A Polícia Civil investiga a agressão sofrida por uma estudante de 17 anos dentro do Colégio Estadual Arnoldo Abruzzini da Fonseca, em Sepetiba, na Zona Oeste. Segundo a família da adolescente, o episódio pode estar relacionado a casos de intolerância religiosa envolvendo a jovem, que é praticante do candomblé.
O caso ganhou repercussão após imagens gravadas dentro de uma sala de aula registrarem a violência.
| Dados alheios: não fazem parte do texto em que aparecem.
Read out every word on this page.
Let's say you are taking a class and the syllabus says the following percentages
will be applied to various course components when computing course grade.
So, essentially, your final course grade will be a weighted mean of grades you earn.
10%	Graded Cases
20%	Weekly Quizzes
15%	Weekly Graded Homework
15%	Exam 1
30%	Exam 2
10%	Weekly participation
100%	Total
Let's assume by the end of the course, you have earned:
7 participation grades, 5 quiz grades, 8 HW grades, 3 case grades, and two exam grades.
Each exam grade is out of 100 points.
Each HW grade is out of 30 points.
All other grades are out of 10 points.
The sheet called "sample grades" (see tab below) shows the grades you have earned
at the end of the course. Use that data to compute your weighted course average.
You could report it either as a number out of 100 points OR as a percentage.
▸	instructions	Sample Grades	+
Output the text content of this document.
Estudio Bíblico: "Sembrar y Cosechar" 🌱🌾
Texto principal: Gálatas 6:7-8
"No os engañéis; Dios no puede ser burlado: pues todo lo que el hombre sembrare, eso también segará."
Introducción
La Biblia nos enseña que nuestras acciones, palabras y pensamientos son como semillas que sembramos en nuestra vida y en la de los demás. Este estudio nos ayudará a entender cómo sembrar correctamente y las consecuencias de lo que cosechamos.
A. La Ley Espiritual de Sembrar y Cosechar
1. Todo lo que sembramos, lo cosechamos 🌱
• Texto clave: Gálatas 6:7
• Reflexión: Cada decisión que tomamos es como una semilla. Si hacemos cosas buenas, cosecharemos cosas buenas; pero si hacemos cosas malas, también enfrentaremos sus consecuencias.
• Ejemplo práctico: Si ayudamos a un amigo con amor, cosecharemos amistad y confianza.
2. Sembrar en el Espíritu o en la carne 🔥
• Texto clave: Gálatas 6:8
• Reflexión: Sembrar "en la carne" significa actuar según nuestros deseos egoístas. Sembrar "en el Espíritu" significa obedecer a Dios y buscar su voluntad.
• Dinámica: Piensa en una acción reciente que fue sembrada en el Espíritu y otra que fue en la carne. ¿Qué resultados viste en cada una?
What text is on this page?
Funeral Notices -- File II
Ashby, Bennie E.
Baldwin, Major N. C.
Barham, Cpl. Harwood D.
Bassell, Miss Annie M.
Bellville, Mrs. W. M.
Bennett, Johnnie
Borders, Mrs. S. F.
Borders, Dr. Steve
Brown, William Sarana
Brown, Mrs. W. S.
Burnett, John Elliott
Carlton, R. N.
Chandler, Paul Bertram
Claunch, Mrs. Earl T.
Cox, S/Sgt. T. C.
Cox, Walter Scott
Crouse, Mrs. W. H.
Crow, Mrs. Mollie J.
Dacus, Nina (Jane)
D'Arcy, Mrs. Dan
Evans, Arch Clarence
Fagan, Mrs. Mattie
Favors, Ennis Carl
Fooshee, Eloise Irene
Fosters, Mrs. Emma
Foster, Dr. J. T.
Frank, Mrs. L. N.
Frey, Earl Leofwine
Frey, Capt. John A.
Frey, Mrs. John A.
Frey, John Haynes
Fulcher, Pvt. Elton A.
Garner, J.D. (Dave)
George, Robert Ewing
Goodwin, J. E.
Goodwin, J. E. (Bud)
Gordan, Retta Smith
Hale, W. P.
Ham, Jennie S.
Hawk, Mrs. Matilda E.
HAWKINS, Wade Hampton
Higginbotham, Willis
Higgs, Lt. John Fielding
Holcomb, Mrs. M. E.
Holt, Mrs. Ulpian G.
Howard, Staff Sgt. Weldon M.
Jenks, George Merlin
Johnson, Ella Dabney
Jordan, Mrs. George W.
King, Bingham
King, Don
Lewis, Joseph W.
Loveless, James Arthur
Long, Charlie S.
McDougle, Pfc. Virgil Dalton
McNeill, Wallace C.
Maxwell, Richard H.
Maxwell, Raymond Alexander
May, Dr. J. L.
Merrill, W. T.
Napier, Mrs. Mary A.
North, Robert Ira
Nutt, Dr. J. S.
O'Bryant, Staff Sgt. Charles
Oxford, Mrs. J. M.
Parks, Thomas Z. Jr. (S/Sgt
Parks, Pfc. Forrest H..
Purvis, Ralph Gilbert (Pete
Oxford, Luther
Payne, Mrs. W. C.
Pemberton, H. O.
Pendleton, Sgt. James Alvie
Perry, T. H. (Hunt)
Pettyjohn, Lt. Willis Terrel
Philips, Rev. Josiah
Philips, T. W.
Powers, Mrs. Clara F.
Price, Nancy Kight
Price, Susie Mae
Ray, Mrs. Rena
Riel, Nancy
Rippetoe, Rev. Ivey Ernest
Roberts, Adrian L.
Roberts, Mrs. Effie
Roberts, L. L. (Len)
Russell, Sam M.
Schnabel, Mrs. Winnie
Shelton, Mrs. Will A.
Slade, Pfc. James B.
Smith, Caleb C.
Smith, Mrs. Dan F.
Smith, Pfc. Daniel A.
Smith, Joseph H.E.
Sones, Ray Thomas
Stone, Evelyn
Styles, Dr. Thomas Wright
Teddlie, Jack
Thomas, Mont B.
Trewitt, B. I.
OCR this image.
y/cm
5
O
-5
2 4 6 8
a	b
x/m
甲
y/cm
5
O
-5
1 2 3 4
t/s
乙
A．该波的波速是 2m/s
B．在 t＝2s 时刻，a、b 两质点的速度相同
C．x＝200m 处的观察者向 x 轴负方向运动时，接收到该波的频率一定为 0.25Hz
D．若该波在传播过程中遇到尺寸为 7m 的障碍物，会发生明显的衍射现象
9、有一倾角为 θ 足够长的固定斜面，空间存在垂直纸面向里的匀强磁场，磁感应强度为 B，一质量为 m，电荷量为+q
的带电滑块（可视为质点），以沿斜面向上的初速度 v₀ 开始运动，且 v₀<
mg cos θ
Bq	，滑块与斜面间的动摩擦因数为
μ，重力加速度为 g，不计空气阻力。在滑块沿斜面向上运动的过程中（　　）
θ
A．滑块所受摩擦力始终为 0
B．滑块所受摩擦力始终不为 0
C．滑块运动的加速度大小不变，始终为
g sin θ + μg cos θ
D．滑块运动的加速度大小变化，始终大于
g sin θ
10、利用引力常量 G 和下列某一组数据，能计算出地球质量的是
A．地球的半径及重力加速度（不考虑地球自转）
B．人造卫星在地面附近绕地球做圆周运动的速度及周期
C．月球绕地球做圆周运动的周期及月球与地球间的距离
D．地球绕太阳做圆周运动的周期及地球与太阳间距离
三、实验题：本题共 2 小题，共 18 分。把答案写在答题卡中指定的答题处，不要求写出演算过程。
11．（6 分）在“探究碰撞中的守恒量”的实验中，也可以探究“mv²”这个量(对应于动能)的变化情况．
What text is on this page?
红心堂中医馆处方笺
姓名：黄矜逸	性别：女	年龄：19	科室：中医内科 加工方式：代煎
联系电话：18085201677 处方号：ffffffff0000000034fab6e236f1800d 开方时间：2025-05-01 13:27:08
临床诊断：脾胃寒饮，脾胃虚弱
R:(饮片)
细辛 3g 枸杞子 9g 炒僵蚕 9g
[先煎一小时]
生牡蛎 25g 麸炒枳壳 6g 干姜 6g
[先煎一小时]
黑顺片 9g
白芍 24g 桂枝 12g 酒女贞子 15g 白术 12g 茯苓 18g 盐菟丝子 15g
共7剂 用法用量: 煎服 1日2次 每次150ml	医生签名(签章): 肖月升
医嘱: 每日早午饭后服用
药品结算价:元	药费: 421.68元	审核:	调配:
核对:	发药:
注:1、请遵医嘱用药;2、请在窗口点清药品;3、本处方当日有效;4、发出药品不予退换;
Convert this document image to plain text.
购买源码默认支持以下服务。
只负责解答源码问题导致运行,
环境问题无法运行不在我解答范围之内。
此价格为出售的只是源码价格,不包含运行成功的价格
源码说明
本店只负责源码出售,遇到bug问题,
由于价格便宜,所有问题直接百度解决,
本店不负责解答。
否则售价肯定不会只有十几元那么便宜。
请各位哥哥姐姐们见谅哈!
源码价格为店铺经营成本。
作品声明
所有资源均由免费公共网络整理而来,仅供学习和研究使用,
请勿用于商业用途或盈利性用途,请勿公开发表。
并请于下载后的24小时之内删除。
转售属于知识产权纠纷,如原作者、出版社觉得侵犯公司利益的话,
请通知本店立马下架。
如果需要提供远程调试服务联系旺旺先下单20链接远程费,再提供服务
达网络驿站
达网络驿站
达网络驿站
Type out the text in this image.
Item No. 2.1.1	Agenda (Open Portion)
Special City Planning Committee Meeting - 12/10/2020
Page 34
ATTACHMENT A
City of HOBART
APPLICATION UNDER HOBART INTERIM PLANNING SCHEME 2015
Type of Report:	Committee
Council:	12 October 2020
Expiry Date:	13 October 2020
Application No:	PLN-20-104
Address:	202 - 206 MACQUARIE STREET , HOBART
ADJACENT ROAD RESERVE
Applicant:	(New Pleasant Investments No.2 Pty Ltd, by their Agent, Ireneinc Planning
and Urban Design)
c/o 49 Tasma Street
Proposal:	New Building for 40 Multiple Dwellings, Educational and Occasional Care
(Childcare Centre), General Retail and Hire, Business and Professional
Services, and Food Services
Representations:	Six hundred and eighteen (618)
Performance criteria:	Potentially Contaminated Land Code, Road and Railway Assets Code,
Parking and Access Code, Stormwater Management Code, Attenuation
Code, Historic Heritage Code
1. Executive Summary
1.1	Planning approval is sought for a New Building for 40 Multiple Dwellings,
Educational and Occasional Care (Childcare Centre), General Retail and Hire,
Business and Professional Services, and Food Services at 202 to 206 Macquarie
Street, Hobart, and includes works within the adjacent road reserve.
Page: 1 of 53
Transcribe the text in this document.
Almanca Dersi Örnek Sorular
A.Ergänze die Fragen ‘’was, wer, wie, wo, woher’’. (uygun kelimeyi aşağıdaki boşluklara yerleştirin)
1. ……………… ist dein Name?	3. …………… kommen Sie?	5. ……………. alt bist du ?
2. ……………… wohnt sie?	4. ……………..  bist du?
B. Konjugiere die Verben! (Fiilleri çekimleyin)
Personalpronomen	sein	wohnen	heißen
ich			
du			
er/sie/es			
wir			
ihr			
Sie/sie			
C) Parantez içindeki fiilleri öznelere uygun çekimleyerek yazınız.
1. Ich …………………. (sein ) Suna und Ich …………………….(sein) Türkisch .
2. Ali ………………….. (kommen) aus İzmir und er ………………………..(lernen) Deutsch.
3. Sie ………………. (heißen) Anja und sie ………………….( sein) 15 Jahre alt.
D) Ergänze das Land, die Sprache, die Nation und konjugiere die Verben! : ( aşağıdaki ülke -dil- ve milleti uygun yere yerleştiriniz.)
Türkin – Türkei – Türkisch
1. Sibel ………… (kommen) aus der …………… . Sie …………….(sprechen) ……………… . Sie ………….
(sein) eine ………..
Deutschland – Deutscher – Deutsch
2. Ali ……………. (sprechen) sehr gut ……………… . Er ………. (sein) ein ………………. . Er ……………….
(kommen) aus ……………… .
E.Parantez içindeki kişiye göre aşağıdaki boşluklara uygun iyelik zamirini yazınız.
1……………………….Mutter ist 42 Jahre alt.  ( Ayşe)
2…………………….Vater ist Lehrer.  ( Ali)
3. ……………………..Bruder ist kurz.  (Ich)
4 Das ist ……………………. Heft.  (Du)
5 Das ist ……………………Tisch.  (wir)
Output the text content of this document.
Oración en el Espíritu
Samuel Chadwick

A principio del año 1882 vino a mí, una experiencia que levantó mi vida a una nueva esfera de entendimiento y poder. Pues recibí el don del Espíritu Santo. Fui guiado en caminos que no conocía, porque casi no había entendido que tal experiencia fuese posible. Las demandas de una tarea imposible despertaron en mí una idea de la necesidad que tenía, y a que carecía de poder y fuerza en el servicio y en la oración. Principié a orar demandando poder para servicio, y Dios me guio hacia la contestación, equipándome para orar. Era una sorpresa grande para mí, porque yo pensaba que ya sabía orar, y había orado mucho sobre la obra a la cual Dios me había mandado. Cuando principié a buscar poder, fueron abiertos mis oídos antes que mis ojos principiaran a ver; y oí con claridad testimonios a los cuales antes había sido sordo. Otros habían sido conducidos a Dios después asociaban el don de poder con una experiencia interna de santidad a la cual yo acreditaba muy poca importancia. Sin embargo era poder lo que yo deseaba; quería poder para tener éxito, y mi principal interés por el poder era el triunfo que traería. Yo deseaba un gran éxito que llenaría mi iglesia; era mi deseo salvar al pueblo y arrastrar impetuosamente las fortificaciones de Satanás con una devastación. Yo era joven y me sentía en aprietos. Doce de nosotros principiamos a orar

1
As gravações mostram o momento da confusão e passaram a integrar o conjunto de elementos analisados pelas autoridades responsáveis pela investigação.
Família relata histórico de preconceito
De acordo com a mãe da estudante, a adolescente já havia enfrentado desentendimentos com colegas por causa de sua religião. Ela afirma que a filha é adepta do candomblé e que vinha sendo alvo de comentários e situações de constrangimento relacionados à sua fé.
Em depoimento à Polícia Civil, a responsável informou que esta foi a primeira vez que os conflitos resultaram em agressão física. Segundo o relato, a jovem foi atacada com socos, chutes e puxões de cabelo por outros estudantes dentro da unidade escolar.
A mãe também relatou que a filha recebeu, em um grupo de mensagens formado por alunos da escola, fotografias acompanhadas de deboches e comentários ofensivos relacionados às vestimentas utilizadas em rituais da religião de matriz africana.
Exame confirma lesões
Após a agressão, a adolescente foi submetida a exame de corpo de delito. O laudo apontou lesões no braço esquerdo e na coxa esquerda, classificadas como provocadas por ação contundente.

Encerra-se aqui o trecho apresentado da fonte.